Longtemps dénigré, le talent de Lucio Fulci commence tout juste à être reconnu. Ne crions pas victoire tant le chemin est long mais dse travaux voient le jour en tentant de souligner l'univers personnel de Fulci (voir à ce propos le travail éditorial de Neo Publishing)... Mais la reconnaissance passe également par les citations et depuis quelques années, différents réalisateurs parlent volontier de l'influence de Fulci dans leur propre oeuvre ou dans leur cinéphilie. C'est pourquoi luciofulci.fr donne la parole à diverses personnalités du cinéma qui nous raconte leur rapport avec Fulci et son cinéma.

Sauf indiqué, propos recueillis et traduits de l'Américain par Lionel Grenier pour luciofulci.fr.

Adam Gierasch Adam GIERASCH (réalisateur)
- Autopsy (2008)

co-scénariste :
- La Terza Madre (2007) de Dario Argento
- Mortuary (2005) de Tobe Hooper
-Toolbox Murders (2003) de Tobe Hooper






"Il est vrai que le tueur dans Toolbox Murders ressemble beaucoup au Docteur Freudstein. Pourtant, je n’ai vu la Maison près du Cimetière qu’après avoir écrit le scénario du film pour Tobe (Hooper) ! En fait, j’ai découvert Fulci assez tard, mais dès que j’ai vu ses films, je suis devenu un gros fan. J’ADORE l ’Au-delà et Frayeurs qui sont de très bons exemples de ce que j’appelle l’horreur abstraite (il ne faut pas chercher le sens des choses, mais ces films sont bourrés d’images qu’on ne peut oublier). Je pense aussi que la scène avec le requin dans l’Enfer des Zombies est absolument remarquable. Mais comment ont-ils fait ça ? Ma seule véritable déception dans l’œuvre de Fulci, c’est Nightmare Concert. Pour moi, c’est un film paresseux et complaisant.

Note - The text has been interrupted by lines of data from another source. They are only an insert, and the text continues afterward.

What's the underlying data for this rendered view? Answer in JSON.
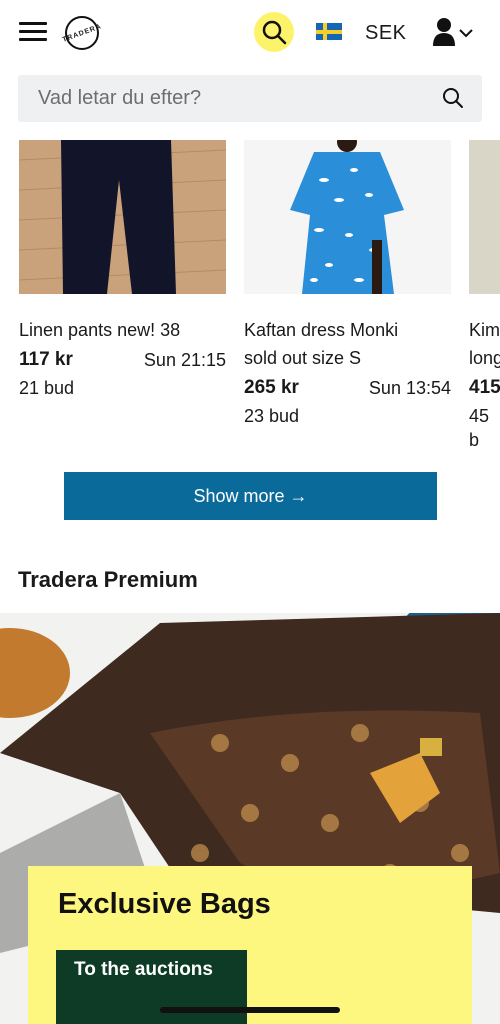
{
  "header": {
    "logo_text": "TRADERA",
    "currency": "SEK"
  },
  "search": {
    "placeholder": "Vad letar du efter?"
  },
  "listings": [
    {
      "title": "Linen pants new! 38",
      "price": "117 kr",
      "time": "Sun 21:15",
      "bids": "21 bud"
    },
    {
      "title": "Kaftan dress Monki",
      "title_line2": "sold out size S",
      "price": "265 kr",
      "time": "Sun 13:54",
      "bids": "23 bud"
    },
    {
      "title": "Kim",
      "title_line2": "long",
      "price": "415",
      "bids": "45 b"
    }
  ],
  "show_more_label": "Show more →",
  "premium": {
    "section_title": "Tradera Premium",
    "promo_title": "Exclusive Bags",
    "promo_button": "To the auctions"
  },
  "colors": {
    "accent_yellow": "#fdf36a",
    "show_more_blue": "#0a6a99",
    "promo_yellow": "#fdf780",
    "promo_button_green": "#0d3b26"
  }
}
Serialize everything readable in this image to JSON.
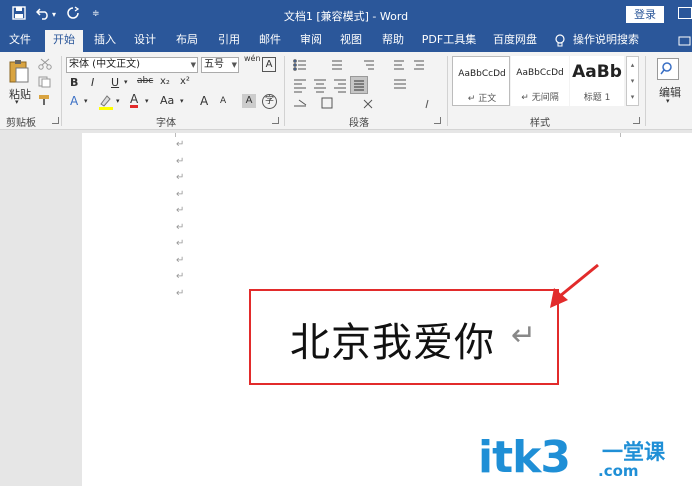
{
  "titlebar": {
    "title": "文档1 [兼容模式] - Word",
    "login": "登录",
    "qa_save_icon": "save-icon",
    "qa_undo_icon": "undo-icon",
    "qa_redo_icon": "redo-icon"
  },
  "tabs": [
    {
      "label": "文件"
    },
    {
      "label": "开始"
    },
    {
      "label": "插入"
    },
    {
      "label": "设计"
    },
    {
      "label": "布局"
    },
    {
      "label": "引用"
    },
    {
      "label": "邮件"
    },
    {
      "label": "审阅"
    },
    {
      "label": "视图"
    },
    {
      "label": "帮助"
    },
    {
      "label": "PDF工具集"
    },
    {
      "label": "百度网盘"
    },
    {
      "label": "操作说明搜索"
    }
  ],
  "ribbon": {
    "clipboard": {
      "paste": "粘贴",
      "label": "剪贴板"
    },
    "font": {
      "name": "宋体 (中文正文)",
      "size": "五号",
      "label": "字体",
      "bold": "B",
      "italic": "I",
      "underline": "U",
      "strike": "abc",
      "sub": "x₂",
      "sup": "x²",
      "font_color": "A",
      "case": "Aa",
      "grow": "A",
      "shrink": "A",
      "pinyin": "wén",
      "char_border": "A",
      "char_shade": "A",
      "enclose": "字"
    },
    "paragraph": {
      "label": "段落"
    },
    "styles": {
      "label": "样式",
      "items": [
        {
          "preview": "AaBbCcDd",
          "name": "↵ 正文"
        },
        {
          "preview": "AaBbCcDd",
          "name": "↵ 无间隔"
        },
        {
          "preview": "AaBb",
          "name": "标题 1"
        }
      ]
    },
    "editing": {
      "label": "编辑"
    }
  },
  "document": {
    "text": "北京我爱你",
    "para_mark": "↵"
  },
  "watermark": {
    "main": "itk3",
    "cn": "一堂课",
    "com": ".com"
  },
  "colors": {
    "accent": "#2b579a",
    "highlight_box": "#e22b2b",
    "watermark": "#1f8fd6"
  }
}
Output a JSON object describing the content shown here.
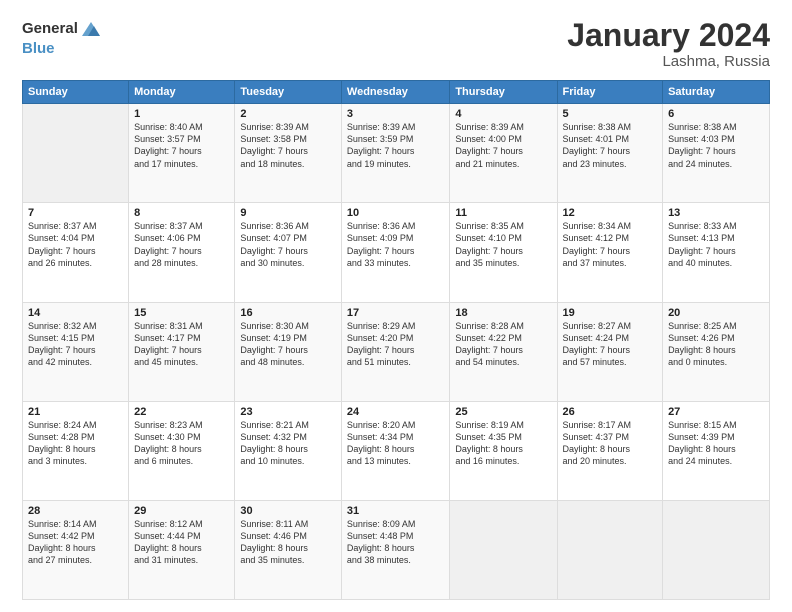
{
  "logo": {
    "general": "General",
    "blue": "Blue"
  },
  "title": "January 2024",
  "location": "Lashma, Russia",
  "days_header": [
    "Sunday",
    "Monday",
    "Tuesday",
    "Wednesday",
    "Thursday",
    "Friday",
    "Saturday"
  ],
  "weeks": [
    [
      {
        "day": "",
        "info": ""
      },
      {
        "day": "1",
        "info": "Sunrise: 8:40 AM\nSunset: 3:57 PM\nDaylight: 7 hours\nand 17 minutes."
      },
      {
        "day": "2",
        "info": "Sunrise: 8:39 AM\nSunset: 3:58 PM\nDaylight: 7 hours\nand 18 minutes."
      },
      {
        "day": "3",
        "info": "Sunrise: 8:39 AM\nSunset: 3:59 PM\nDaylight: 7 hours\nand 19 minutes."
      },
      {
        "day": "4",
        "info": "Sunrise: 8:39 AM\nSunset: 4:00 PM\nDaylight: 7 hours\nand 21 minutes."
      },
      {
        "day": "5",
        "info": "Sunrise: 8:38 AM\nSunset: 4:01 PM\nDaylight: 7 hours\nand 23 minutes."
      },
      {
        "day": "6",
        "info": "Sunrise: 8:38 AM\nSunset: 4:03 PM\nDaylight: 7 hours\nand 24 minutes."
      }
    ],
    [
      {
        "day": "7",
        "info": "Sunrise: 8:37 AM\nSunset: 4:04 PM\nDaylight: 7 hours\nand 26 minutes."
      },
      {
        "day": "8",
        "info": "Sunrise: 8:37 AM\nSunset: 4:06 PM\nDaylight: 7 hours\nand 28 minutes."
      },
      {
        "day": "9",
        "info": "Sunrise: 8:36 AM\nSunset: 4:07 PM\nDaylight: 7 hours\nand 30 minutes."
      },
      {
        "day": "10",
        "info": "Sunrise: 8:36 AM\nSunset: 4:09 PM\nDaylight: 7 hours\nand 33 minutes."
      },
      {
        "day": "11",
        "info": "Sunrise: 8:35 AM\nSunset: 4:10 PM\nDaylight: 7 hours\nand 35 minutes."
      },
      {
        "day": "12",
        "info": "Sunrise: 8:34 AM\nSunset: 4:12 PM\nDaylight: 7 hours\nand 37 minutes."
      },
      {
        "day": "13",
        "info": "Sunrise: 8:33 AM\nSunset: 4:13 PM\nDaylight: 7 hours\nand 40 minutes."
      }
    ],
    [
      {
        "day": "14",
        "info": "Sunrise: 8:32 AM\nSunset: 4:15 PM\nDaylight: 7 hours\nand 42 minutes."
      },
      {
        "day": "15",
        "info": "Sunrise: 8:31 AM\nSunset: 4:17 PM\nDaylight: 7 hours\nand 45 minutes."
      },
      {
        "day": "16",
        "info": "Sunrise: 8:30 AM\nSunset: 4:19 PM\nDaylight: 7 hours\nand 48 minutes."
      },
      {
        "day": "17",
        "info": "Sunrise: 8:29 AM\nSunset: 4:20 PM\nDaylight: 7 hours\nand 51 minutes."
      },
      {
        "day": "18",
        "info": "Sunrise: 8:28 AM\nSunset: 4:22 PM\nDaylight: 7 hours\nand 54 minutes."
      },
      {
        "day": "19",
        "info": "Sunrise: 8:27 AM\nSunset: 4:24 PM\nDaylight: 7 hours\nand 57 minutes."
      },
      {
        "day": "20",
        "info": "Sunrise: 8:25 AM\nSunset: 4:26 PM\nDaylight: 8 hours\nand 0 minutes."
      }
    ],
    [
      {
        "day": "21",
        "info": "Sunrise: 8:24 AM\nSunset: 4:28 PM\nDaylight: 8 hours\nand 3 minutes."
      },
      {
        "day": "22",
        "info": "Sunrise: 8:23 AM\nSunset: 4:30 PM\nDaylight: 8 hours\nand 6 minutes."
      },
      {
        "day": "23",
        "info": "Sunrise: 8:21 AM\nSunset: 4:32 PM\nDaylight: 8 hours\nand 10 minutes."
      },
      {
        "day": "24",
        "info": "Sunrise: 8:20 AM\nSunset: 4:34 PM\nDaylight: 8 hours\nand 13 minutes."
      },
      {
        "day": "25",
        "info": "Sunrise: 8:19 AM\nSunset: 4:35 PM\nDaylight: 8 hours\nand 16 minutes."
      },
      {
        "day": "26",
        "info": "Sunrise: 8:17 AM\nSunset: 4:37 PM\nDaylight: 8 hours\nand 20 minutes."
      },
      {
        "day": "27",
        "info": "Sunrise: 8:15 AM\nSunset: 4:39 PM\nDaylight: 8 hours\nand 24 minutes."
      }
    ],
    [
      {
        "day": "28",
        "info": "Sunrise: 8:14 AM\nSunset: 4:42 PM\nDaylight: 8 hours\nand 27 minutes."
      },
      {
        "day": "29",
        "info": "Sunrise: 8:12 AM\nSunset: 4:44 PM\nDaylight: 8 hours\nand 31 minutes."
      },
      {
        "day": "30",
        "info": "Sunrise: 8:11 AM\nSunset: 4:46 PM\nDaylight: 8 hours\nand 35 minutes."
      },
      {
        "day": "31",
        "info": "Sunrise: 8:09 AM\nSunset: 4:48 PM\nDaylight: 8 hours\nand 38 minutes."
      },
      {
        "day": "",
        "info": ""
      },
      {
        "day": "",
        "info": ""
      },
      {
        "day": "",
        "info": ""
      }
    ]
  ]
}
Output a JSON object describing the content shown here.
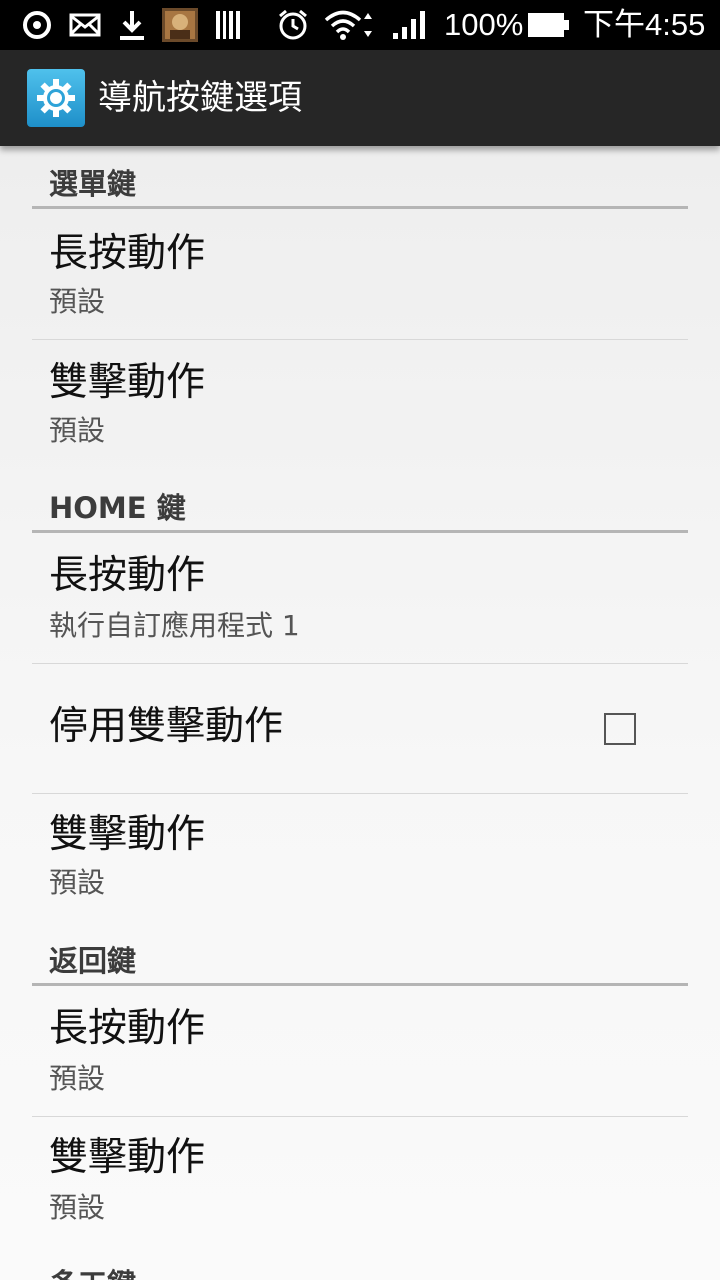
{
  "status_bar": {
    "battery": "100%",
    "time": "下午4:55",
    "icons": [
      "sync-icon",
      "mail-icon",
      "download-icon",
      "app-thumbnail-icon",
      "barcode-icon",
      "alarm-icon",
      "wifi-icon",
      "signal-icon",
      "battery-icon"
    ]
  },
  "action_bar": {
    "title": "導航按鍵選項",
    "icon": "settings-gear-icon"
  },
  "sections": [
    {
      "header": "選單鍵",
      "items": [
        {
          "title": "長按動作",
          "summary": "預設"
        },
        {
          "title": "雙擊動作",
          "summary": "預設"
        }
      ]
    },
    {
      "header": "HOME 鍵",
      "items": [
        {
          "title": "長按動作",
          "summary": "執行自訂應用程式 1"
        },
        {
          "title": "停用雙擊動作",
          "checked": false
        },
        {
          "title": "雙擊動作",
          "summary": "預設"
        }
      ]
    },
    {
      "header": "返回鍵",
      "items": [
        {
          "title": "長按動作",
          "summary": "預設"
        },
        {
          "title": "雙擊動作",
          "summary": "預設"
        }
      ]
    },
    {
      "header": "多工鍵",
      "items": []
    }
  ],
  "colors": {
    "status_bar": "#000000",
    "action_bar": "#262626",
    "app_icon": "#2ea3d8",
    "header_rule": "#b5b5b5"
  }
}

Quant aux effets, ils ne sont pas aussi bons que dans ses films précédents." (le 23/03/2009)



Ivan Zuccon Ivan ZUCCON (réalisateur)
- Colour from the Dark
(2008)
- Nympha (2007)
- Bad Brains (2006)
- The Shunned House (2003)
- Unknown Beyond (2001)
- The Darkness Beyond
(2000)





"Le Maître Fulci a apporté une contribution essentielle à l’Horreur italien. D'une certaine façon, il a rendu ce genre populaire. C'était un grand artisan et un artiste génial. Bien souvent, il disposait de budgets limités mais il est toujours parvenu à faire face à ce type de limites grâce à sa créativité. Sans oublier l’approche onirique omniprésente dans beaucoup de ses films d’horreur les plus connus. Bien souvent, ses films posent beaucoup de questions et n’apportent que peu de réponses, mais c’est ce que devraient faire toutes les histoires de mystères... Fulci semblait insister sur cet aspect que je considère extrêmement intéressant. L’être humain tente toujours d’apporter des réponses, il les cherche spasmodiquement mais échoue la plupart du temps et c’est bien là la limite de l’être humain. Comment ne pas citer à ce propos le final de l’Au-delà, où les questions dans l’esprit du spectateur jaillissent en nombre et où le réalisateur nous laisse alors sur notre faim, le souffle coupé pour enchaîner directement sur le générique !! Génial ! La critique italienne n’a jamais été capable d’apprécier ses propres talents. L’Italie regarde toujours vers l’étranger, elle le fait aujourd’hui et elle l’a fait par le passé. Sauf pour se rappeler seulement tardivement de la vraie valeur de ses artistes, lorsque ces derniers, hélas, sont déjà dans « l’AU-DELA ».
Il m’arrive souvent de recourir à Fulci pour trouver de nouvelles idées et des sources d’inspiration. Je me rappelle que, lors de l’écriture d’un scénario, mes collaborateurs et moi étions bloqués. J’ai alors suggéré que nous regardions
Aenigma et immédiatement après le film nous avons trouvé de nouvelles idées pour poursuivre notre travail. Fulci vit, il vit à l’intérieur de nous." (le 23/03/2009) Traduit de l'Italien par Colette Siri.